Reference no: EM132767874
Question - Mr. Alfred, the Finance Director of MICO Sdn Bhd, is planning to raise funds to fund an acquisition project. He has decided to use the following sources.
1. Issue bonds amounting to $ 2.5 Million with an annual coupon rate of 6.5%.
2. Issue 500000 units of preferred shares for $2 each with a fixed dividend rate of 8%
3. Issue 100000 units of ordinary shares for $5 each. Mr. Alfred expect to pay an annual dividend of 10% to all its ordinary shareholders. Given that the tax rate of the company is 26%.
Required -
a. Calculate the total funds Mr. Alfred wants to raise to fund the acquisition.

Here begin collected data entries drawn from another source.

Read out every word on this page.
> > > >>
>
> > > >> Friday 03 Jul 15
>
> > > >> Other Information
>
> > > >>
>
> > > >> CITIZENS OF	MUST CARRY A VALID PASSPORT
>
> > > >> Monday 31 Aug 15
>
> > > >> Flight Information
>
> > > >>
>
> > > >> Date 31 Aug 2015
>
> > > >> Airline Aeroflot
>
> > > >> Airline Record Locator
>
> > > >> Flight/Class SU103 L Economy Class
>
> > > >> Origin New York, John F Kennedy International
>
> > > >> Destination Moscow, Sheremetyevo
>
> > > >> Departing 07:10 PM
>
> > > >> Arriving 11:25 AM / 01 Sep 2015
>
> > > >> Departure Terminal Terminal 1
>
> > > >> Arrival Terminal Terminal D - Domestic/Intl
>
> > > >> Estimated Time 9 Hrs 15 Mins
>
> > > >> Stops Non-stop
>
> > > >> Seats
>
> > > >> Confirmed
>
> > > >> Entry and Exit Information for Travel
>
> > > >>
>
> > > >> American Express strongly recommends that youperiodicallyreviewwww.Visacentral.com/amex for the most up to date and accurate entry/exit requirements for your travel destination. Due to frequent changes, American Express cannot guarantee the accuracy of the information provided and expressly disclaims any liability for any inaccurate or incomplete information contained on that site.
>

b. Calculate the net cost of debt of the bonds issued.
c. Calculate the WACC for the total funds raised by the acquisition.
d. Another Director of the company argued that the company should not raise too much funds through bonds. He proposed to raise the fund using the following sources:
- Borrow $ 3Million from a bank which charge an interest of 8.5%
- Issue 500000 units of Preferred Share for $2 each with a fixed dividend of 10%.
You are required to justify which options of funding is better. Show all your calculations to support your justifications. You have to consider other nonfinancial factors to justify your answer.